In scripting and illustrating the issue, Joëlle Jones has Selina and Raina’s stories told simultaneously with alternating panels color coded by Laura Allred to convey which panels go with whom. Roughly half a page will show Selina’s story progressing while the other half shows Raina’s and there is oftentimes some visual symmetry connecting the two. For example, on one page both Selina and Raina’s panels feature a syringe being used, but the space around the characters are colored either red or purple by Allred to show whose story is being told. The layouts, colors, and letting have to work deeply in synchronicity to pull this off and Jones, Allred, and Reed manage it in a way that looks effortless. I never had to wonder which panels went with whom or what was happening as the team kept all the action very clear. It makes for an exciting read that essentially moves two stories forward at the same time, maximizing the space on the page without an inch feeling wasted.

DC Comics

Jones continues to perform at her best with regards to the pencils and inks of the issue. There isn’t a character rendering that looks off-model or an awkward face to be seen. I continue to love all the lines on Raina’s face giving away where her false nose sits as well as the lack of lines in her eyes where her color contacts are. The blank irises colored a milky blue by Allred make her look all the more ghoulish and harder to connect with on an emotional level.

When the issue breaks from all the panels on the pages, the team treats the viewer to page-filling illustrations that break up the pacing nicely while exhibiting the excellent pencils and inks from Jones and subtle, elegant coloring work from Allred. For the busier pages, Josh Reed’s lettering plays an especially important role in this issue, because without the balloons helping to guide the eye correctly the reader can get lost in the panels. Each balloon leads to the next like a skillfully laid out trail across the concurrent storylines, always showing the reader where to go next and locking the layouts together with finesse.

DC Comics

Allred continues to employ a palette of washed out or muted pastels that look great against Jones’s inks. This issue features a very gory scene in which Jones inks all the blood pitch black, both making the scene somehow more grisly than if the blood had been red while also contrasting well with Allred’s palette. There’s also a scene late in the issue with panels almost completely in inks aside from small details like Selina’s skin and some faint areas on walls and stairs colored in with a washed out grey that have almost photorealistic texture from Jones’s inks that work well because of how subtly Allred’s colors blend together with them. Yet another example of the team working so in sync with one another that the end result is an absolute delight to look at.
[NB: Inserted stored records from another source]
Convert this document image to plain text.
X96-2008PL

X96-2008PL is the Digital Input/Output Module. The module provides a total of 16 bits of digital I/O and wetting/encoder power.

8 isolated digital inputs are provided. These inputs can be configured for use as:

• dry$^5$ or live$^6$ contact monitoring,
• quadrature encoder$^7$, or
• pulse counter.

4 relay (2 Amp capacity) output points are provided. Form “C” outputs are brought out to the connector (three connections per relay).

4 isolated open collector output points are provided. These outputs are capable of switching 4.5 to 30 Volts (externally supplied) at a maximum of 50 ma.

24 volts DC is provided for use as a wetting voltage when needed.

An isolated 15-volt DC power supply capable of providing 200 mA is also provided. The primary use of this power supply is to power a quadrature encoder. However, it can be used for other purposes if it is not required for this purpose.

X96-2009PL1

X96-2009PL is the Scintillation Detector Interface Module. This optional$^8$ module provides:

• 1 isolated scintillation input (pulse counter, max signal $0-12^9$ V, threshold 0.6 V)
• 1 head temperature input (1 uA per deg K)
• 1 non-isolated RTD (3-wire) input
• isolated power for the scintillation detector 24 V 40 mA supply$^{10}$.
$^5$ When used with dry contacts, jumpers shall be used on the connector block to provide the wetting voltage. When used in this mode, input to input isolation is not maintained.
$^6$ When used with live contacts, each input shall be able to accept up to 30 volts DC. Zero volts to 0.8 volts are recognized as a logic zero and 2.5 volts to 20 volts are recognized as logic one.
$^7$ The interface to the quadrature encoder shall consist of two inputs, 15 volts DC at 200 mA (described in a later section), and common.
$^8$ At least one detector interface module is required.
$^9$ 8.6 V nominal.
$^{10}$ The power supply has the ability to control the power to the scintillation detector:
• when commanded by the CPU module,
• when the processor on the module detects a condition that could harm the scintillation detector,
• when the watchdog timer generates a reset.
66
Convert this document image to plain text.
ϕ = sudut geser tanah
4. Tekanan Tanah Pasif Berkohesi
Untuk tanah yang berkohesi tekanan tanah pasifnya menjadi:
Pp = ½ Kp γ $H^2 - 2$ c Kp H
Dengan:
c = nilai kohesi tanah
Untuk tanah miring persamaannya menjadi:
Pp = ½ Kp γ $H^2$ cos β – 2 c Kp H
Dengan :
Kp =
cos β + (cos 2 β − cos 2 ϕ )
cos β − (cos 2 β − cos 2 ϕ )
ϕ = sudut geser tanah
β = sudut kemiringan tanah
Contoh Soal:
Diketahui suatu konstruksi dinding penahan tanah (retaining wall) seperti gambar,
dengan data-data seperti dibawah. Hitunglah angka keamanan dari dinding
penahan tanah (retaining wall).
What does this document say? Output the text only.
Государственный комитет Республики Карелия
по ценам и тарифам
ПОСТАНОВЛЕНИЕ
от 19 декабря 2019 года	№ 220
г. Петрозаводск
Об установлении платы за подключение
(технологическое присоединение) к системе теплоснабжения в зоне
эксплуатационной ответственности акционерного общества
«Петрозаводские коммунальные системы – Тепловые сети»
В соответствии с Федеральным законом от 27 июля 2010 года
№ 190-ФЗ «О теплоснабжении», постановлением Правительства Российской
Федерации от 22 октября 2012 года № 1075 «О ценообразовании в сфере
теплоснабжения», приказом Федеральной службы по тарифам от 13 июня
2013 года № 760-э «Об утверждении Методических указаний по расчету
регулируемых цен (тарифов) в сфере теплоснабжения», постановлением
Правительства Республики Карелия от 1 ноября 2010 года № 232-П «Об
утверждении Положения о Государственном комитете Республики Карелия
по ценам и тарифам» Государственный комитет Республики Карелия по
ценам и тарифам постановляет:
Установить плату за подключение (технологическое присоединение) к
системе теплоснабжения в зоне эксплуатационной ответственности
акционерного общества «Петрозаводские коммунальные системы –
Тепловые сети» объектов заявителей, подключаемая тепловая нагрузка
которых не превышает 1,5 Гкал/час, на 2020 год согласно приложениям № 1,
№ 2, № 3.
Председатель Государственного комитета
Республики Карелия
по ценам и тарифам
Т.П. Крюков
Catwoman #5 is just one of those issues where I can’t find anything to criticize. Not only is the storytelling and art excellent, but the emotional work put into Selina’s character thus far isn’t ignored for the sake of a faster-paced issue. There’s a quiet moment that keeps Selina’s internal struggle in the reader’s mind on one of the pages with a gorgeous spread I mentioned before. The issue ends on kickass line that only Selina could deliver, spreading a cool layer of icing on an essentially flawless cake.

Catwoman #5
Is it good?
This issue shows what happens when every member of a creative team fires on all cylinders, each elevating the other towards excellence.
Two stories are moving forward at the same time in this issue and the team executes this flawlessly with each member working in sync with the other.
The emotional stakes don’t fall by the wayside for the sake of a faster plot.
The issue ends on an excellent line of dialogue that’s pitch perfect for Selina.
Jones’s art continues to delight with excellent character renderings and inking textures that at times make details look photorealistic.
Allred’s color palette contrasts well with the inks when it needs to, subtly enhances them elsewhere.
Reed’s lettering plays a key role in guiding the eye across the busy layouts and it does so effortlessly.